ファー素材のふわふわしたポーチから出てきたのは、小さなガラスのボトルスプレーだった。レトロな装飾の向こうで、とろみのある淡いピンク色の液体が街灯に照らされて、とぷんっと光る。
「なにこの女子っぽいアイテム……」
「アトマイザーって言うの! 持ち歩き用に香水を入れるんだよ。兄貴ってほんと、こういうの知らないよね~」
なんで香水? と思うけど、変なニオイすると言われたことを思い出した。

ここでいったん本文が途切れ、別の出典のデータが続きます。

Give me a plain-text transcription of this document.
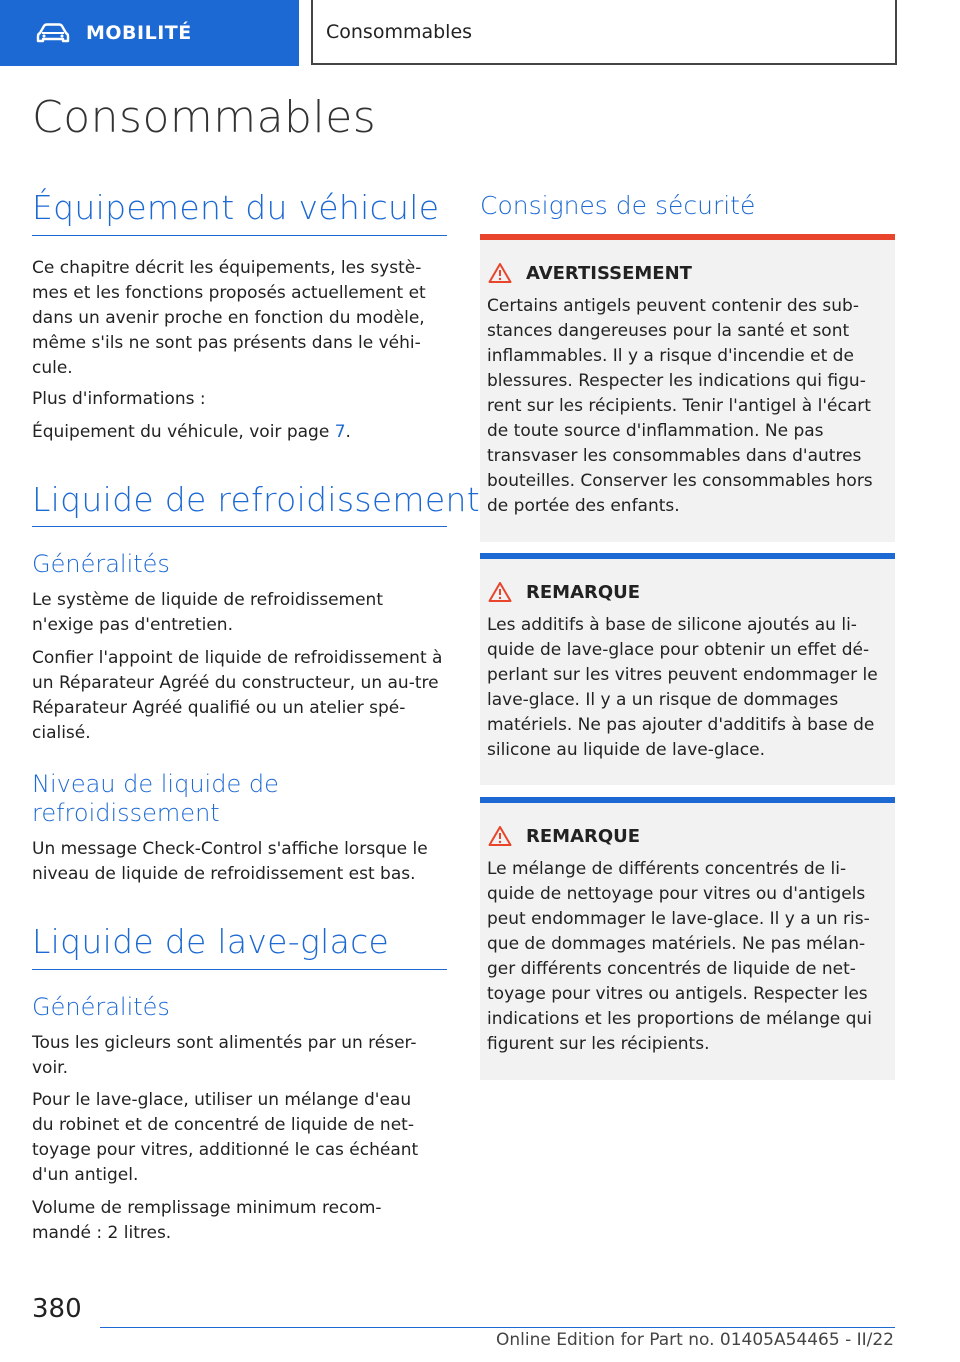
MOBILITÉ	Consommables
Consommables
Équipement du véhicule

Ce chapitre décrit les équipements, les systè-mes et les fonctions proposés actuellement et dans un avenir proche en fonction du modèle, même s'ils ne sont pas présents dans le véhi-cule.

Plus d'informations :

Équipement du véhicule, voir page 7.

Liquide de refroidissement
Généralités

Le système de liquide de refroidissement n'exige pas d'entretien.

Confier l'appoint de liquide de refroidissement à un Réparateur Agréé du constructeur, un au-tre Réparateur Agréé qualifié ou un atelier spé-cialisé.

Niveau de liquide de refroidissement

Un message Check-Control s'affiche lorsque le niveau de liquide de refroidissement est bas.

Liquide de lave-glace
Généralités

Tous les gicleurs sont alimentés par un réser-voir.

Pour le lave-glace, utiliser un mélange d'eau du robinet et de concentré de liquide de net-toyage pour vitres, additionné le cas échéant d'un antigel.

Volume de remplissage minimum recom-mandé : 2 litres.

Consignes de sécurité
AVERTISSEMENT
Certains antigels peuvent contenir des sub-stances dangereuses pour la santé et sont inflammables. Il y a risque d'incendie et de blessures. Respecter les indications qui figu-rent sur les récipients. Tenir l'antigel à l'écart de toute source d'inflammation. Ne pas transvaser les consommables dans d'autres bouteilles. Conserver les consommables hors de portée des enfants.
REMARQUE
Les additifs à base de silicone ajoutés au li-quide de lave-glace pour obtenir un effet dé-perlant sur les vitres peuvent endommager le lave-glace. Il y a un risque de dommages matériels. Ne pas ajouter d'additifs à base de silicone au liquide de lave-glace.
REMARQUE
Le mélange de différents concentrés de li-quide de nettoyage pour vitres ou d'antigels peut endommager le lave-glace. Il y a un ris-que de dommages matériels. Ne pas mélan-ger différents concentrés de liquide de net-toyage pour vitres ou antigels. Respecter les indications et les proportions de mélange qui figurent sur les récipients.
380
Online Edition for Part no. 01405A54465 - II/22
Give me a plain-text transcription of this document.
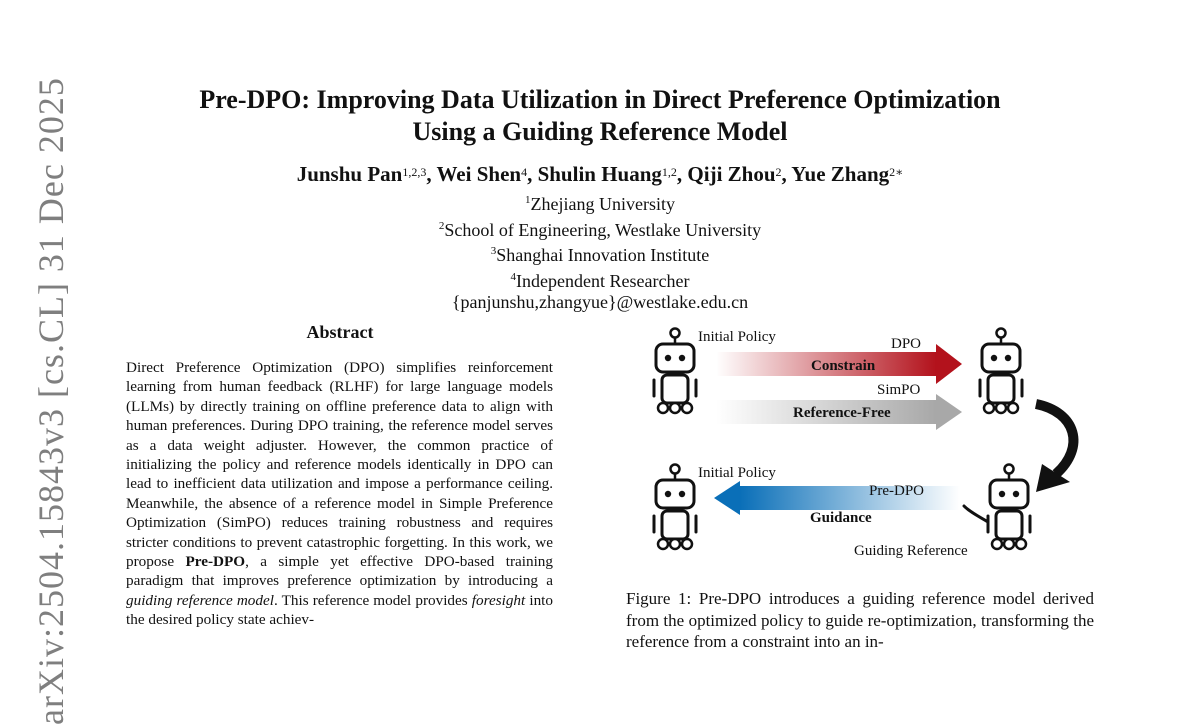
arXiv:2504.15843v3 [cs.CL] 31 Dec 2025	Pre-DPO: Improving Data Utilization in Direct Preference Optimization
Using a Guiding Reference Model
Junshu Pan$^{1,2,3}$, Wei Shen$^4$, Shulin Huang$^{1,2}$, Qiji Zhou$^2$, Yue Zhang$^{2∗}$
$^1$Zhejiang University
$^2$School of Engineering, Westlake University
$^3$Shanghai Innovation Institute
$^4$Independent Researcher
{panjunshu,zhangyue}@westlake.edu.cn
Abstract
Direct Preference Optimization (DPO) simplifies reinforcement learning from human feedback (RLHF) for large language models (LLMs) by directly training on offline preference data to align with human preferences. During DPO training, the reference model serves as a data weight adjuster. However, the common practice of initializing the policy and reference models identically in DPO can lead to inefficient data utilization and impose a performance ceiling. Meanwhile, the absence of a reference model in Simple Preference Optimization (SimPO) reduces training robustness and requires stricter conditions to prevent catastrophic forgetting. In this work, we propose Pre-DPO, a simple yet effective DPO-based training paradigm that improves preference optimization by introducing a guiding reference model. This reference model provides foresight into the desired policy state achiev-
Initial Policy	DPO
Constrain
SimPO
Reference-Free
Initial Policy
Pre-DPO
Guidance
Guiding Reference
Figure 1: Pre-DPO introduces a guiding reference model derived from the optimized policy to guide re-optimization, transforming the reference from a constraint into an in-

なるほど、俺のためじゃなくて守屋のためだな。あとそんなバカにした目で言うな、気にしてないのに気になるだろ。
「女子じゃないんだからわかるワケないだろっ」
「付き合ったことないから、こういうの知らないんだよ」
あたりまえに言われて涙ぐむ。付き合ったことはないけどイイ感じになった子はいるよ! って言ってもいいだろうか……やめとこう、負け惜しみだ完全に。付き合ってるけど男だよ!……は、正気の沙汰じゃないな。
「……おまえもう帰れっ」
「帰ってるでしょ、もう!」
負け惜しみとそう大差ない別れを告げて、押し出すようにして千尋を校門から見送る。でも千尋は急に立ち止まって振り返った。
「あと2日しかないんだから、ちゃんと荷物まとめなよ?」
忘れかけてはいても……完全には忘れきれない事実を突きつけられて、目を伏せる。ぎゅっと、胸が締めつけられるから、渡されたアトマイザーとやらをすこし握りこむ。